I waited and I waited. And then, through the pickup’s rear window, I saw an Anadarko cop walking down the alley, checking for unlocked doors. He was carrying one of those long, heavy flashlights that double as a nightstick. Uh oh!

The officer tapped the window glass with his flashlight. “What are you doing here, kid?”

I was terrified. What in the hell did he think I was doing behind the Merchant Club? Buying booze? Cocaine? Soliciting a prostitute? Planning a burglary?

My mind reeled with the shock of adrenalin, and for once in my otherwise dull-witted life, I did some fast thinking.

“Officer,” I said, “my truck won’t start.”  

Then I explained how beating on the alternator would sometimes get the engine to turn over. The cop said he had seen that problem before and offered to help. I raised the hood on the most dangerous and ugly truck in America and started beating on the alternator with a crescent wrench, while the cop shined his light into the engine compartment.

Then I quickly scrambled back in the truck, turned the key, and the engine cranked right up.  “Thanks for your help, officer!” 

And in fact, he had been helpful, and I felt bad about deceiving him.

But where was Fielden? To hell with Fielden, I thought. I’m getting out of here.

And then, with almost perfect timing, Fielden came out of the backdoor of the Merchants Club with two quarts of Coors Banquet Beer, bottle tops peeking coyly out of brown paper bags. My heart stopped beating

If Fielden was surprised to see the cop, he didn’t show it, and the cop didn’t seem surprised either. The cop didn’t say anything. Fielden didn’t say anything. And I didn’t say anything. Fielden climbed in the truck, and off we went.

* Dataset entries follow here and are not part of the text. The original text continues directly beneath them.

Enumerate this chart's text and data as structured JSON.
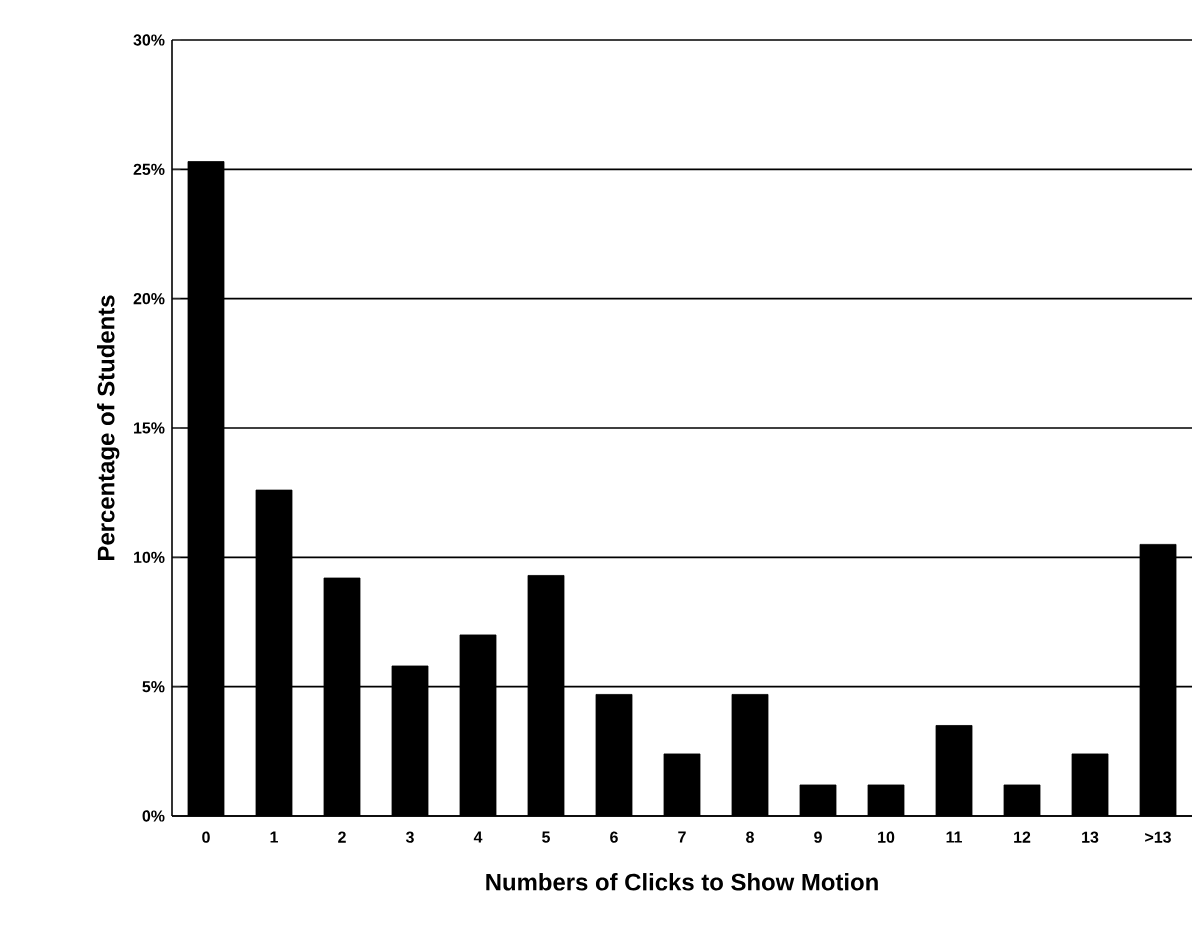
{
  "chart_data": {
    "type": "bar",
    "xlabel": "Numbers of Clicks to Show Motion",
    "ylabel": "Percentage of Students",
    "categories": [
      "0",
      "1",
      "2",
      "3",
      "4",
      "5",
      "6",
      "7",
      "8",
      "9",
      "10",
      "11",
      "12",
      "13",
      ">13"
    ],
    "values": [
      25.3,
      12.6,
      9.2,
      5.8,
      7.0,
      9.3,
      4.7,
      2.4,
      4.7,
      1.2,
      1.2,
      3.5,
      1.2,
      2.4,
      10.5
    ],
    "color": "#000000",
    "ylim": [
      0,
      30
    ],
    "yticks": [
      {
        "value": 0,
        "label": "0%"
      },
      {
        "value": 5,
        "label": "5%"
      },
      {
        "value": 10,
        "label": "10%"
      },
      {
        "value": 15,
        "label": "15%"
      },
      {
        "value": 20,
        "label": "20%"
      },
      {
        "value": 25,
        "label": "25%"
      },
      {
        "value": 30,
        "label": "30%"
      }
    ],
    "grid": "y"
  }
}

About five minutes later, Fielden and I were at the teen hop. I parked the truck, and we bought our admission tickets—a buck apiece.  I had had enough excitement for the night, and I began drifting away from Fielden, hoping to lose myself in a crowd of dancing Oklahomans.

But Fielden followed me—lurching across the dance floor with a quart bottle of Coors squeezed under each armpit and concealed beneath his trench coat. 

Then, when he was only about two feet from me, an enthusiastic girl doing the Twist—I think she was from Fort Cobb—bumped him.

Fielden’s arms flew up and two quarts of Coors crashed on the concrete floor. Flying glass went everywhere. The bottom of Fielden’s trench coat was drenched in beer.

Fielden had been trying to tell me something just before the beer bottles broke. What was it he wanted to say? I’ll never know because a squad of Rotarians, the teen hop’s zealous chaperones, hustled him out into the darkness.

A few months after that memorable evening, I went away to Oklahoma State University, where I wasted four more years of my life. Fielden stayed in Anadarko and slipped deeper and deeper into alcohol.  He died in Florida at the age of 33. I think he was in rehab at the time.

I learned that Fielden was buried in the cemetery next to the Redstone Church, situated below a bluff that overlooks the Washita river.

Did Fielden die a Christian? I do not know, and I do not care. And, at this stage of my life, I feel sure God doesn’t care either.

But what the hell do I know? Fielden and I spent hundreds of hours driving around Anadarko together, and I don’t think I ever asked him a single question.

Nevertheless, if there is a heaven, I’m sure Fielden will be there. After all, paradise would not be paradise without fresh, hot popcorn, seasoned with orange popcorn salt. And nobody popped popcorn better than Fielden.